In the "Mappa", each country is filled with the design of its national flag, meaning the tapestries reflect geo-political changes as they happened between 1971 and 1994, the year of Boetti's death.
In a 1983 example, Afghanistan is left blank, reflecting uncertainty over the sovereignty of the country under Soviet occupation.
And in another from 1979, a map was returned from Afghanistan with a pink ocean, reflecting the embroiderers' lack of familiarity with traditional maps and the fact that they came from a land-locked country.
"Boetti loved this intrusion of chance into the design and from then on left it to the makers to chose which colour to use for the seas," Tate said in its guide to the show, which runs from February 28-May 27.
Boetti's interest in Afghanistan was not just remote. He travelled there twice a year between 1971 and 1979, when he was prevented from going any more by the Soviet invasion.

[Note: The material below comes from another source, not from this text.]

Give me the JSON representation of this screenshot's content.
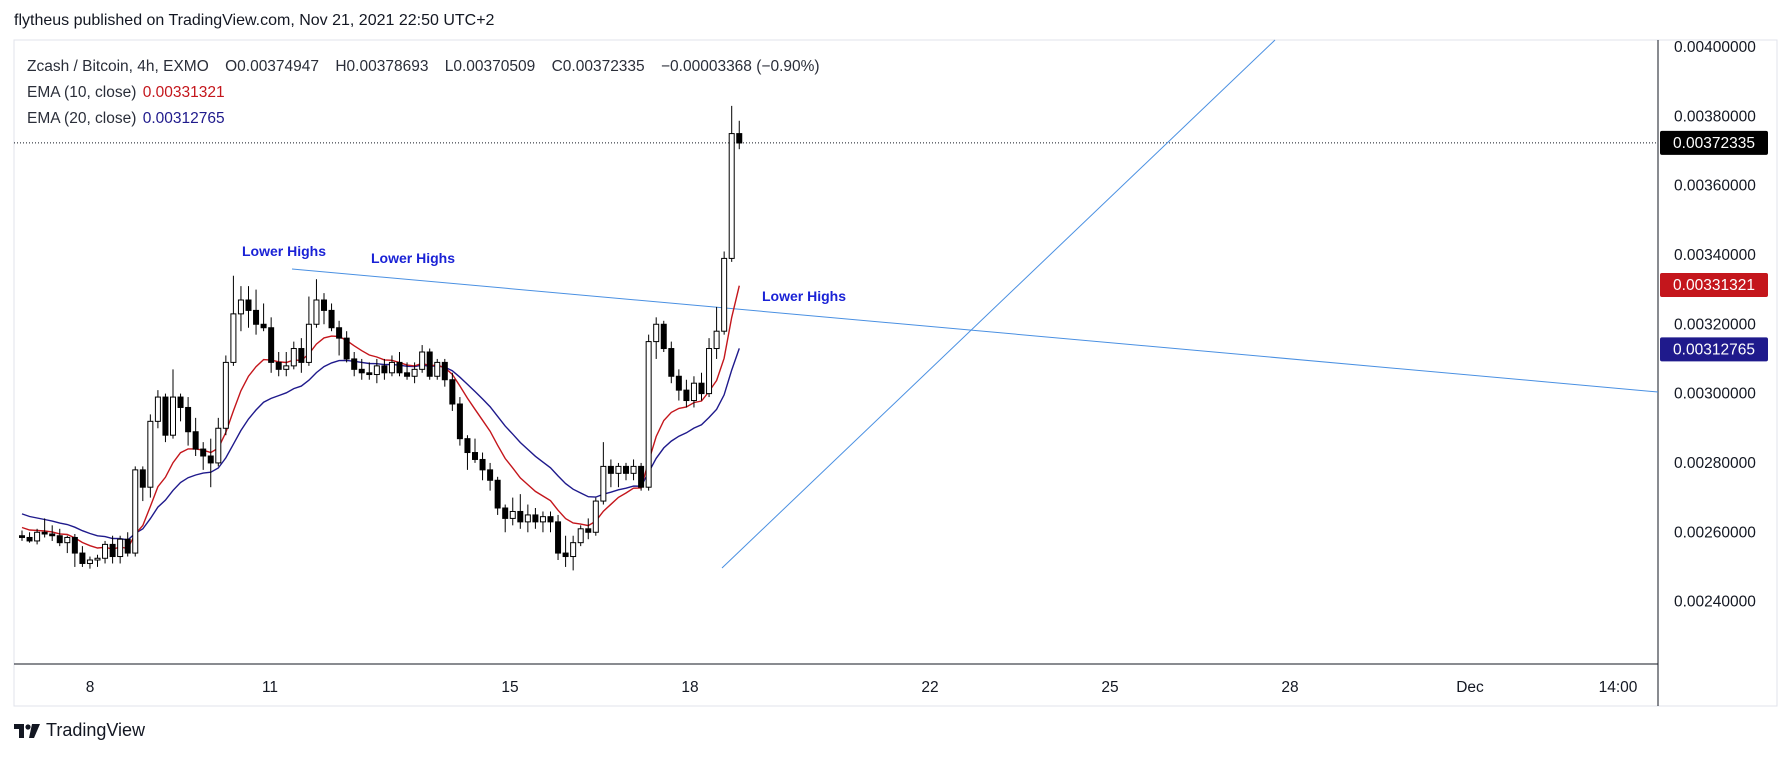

During the 1970s he set up the One Hotel in Kabul with his friend and business partner Gholam Dastaghir as a kind of artistic commune, and after 1979 he shifted the production of the map tapestries to Peshawar in Pakistan where many Afghans sought refuge.
The collaboration between Boetti and his embroiderers reflected his fascination with what it meant to work with people from other cultures.
It also raised questions about authorship and authenticity in art which continue to this day with the likes of Damien Hirst and his spot paintings, which are almost exclusively executed by employees.
The exhibition opens chronologically -- going back to 1967 when Boetti announced his first solo exhibition in Turin and to 1969 when he began to call himself "Alighiero and Boetti" to reflect the artist's dual role as "shaman" and "showman".
The rest of the exhibition can be viewed in any order, grouping his oeuvre into maps, children's games, postal works, classification projects, planes, grids and drawings.
His preoccupation with time is exemplified in a 1967 work consisting of a lamp in a box which illuminates for 11 seconds every year, creating a heightened sense of expectation even though few people actually see it work.
Boetti's final self portrait, and his first work using cast bronze, is an image of the artist holding a hose that sprays water onto his head.
Because the head is heated, the water boils on contact creating a cloud of steam and portraying Boetti as a thinker with so many ideas that he needs to cool himself down.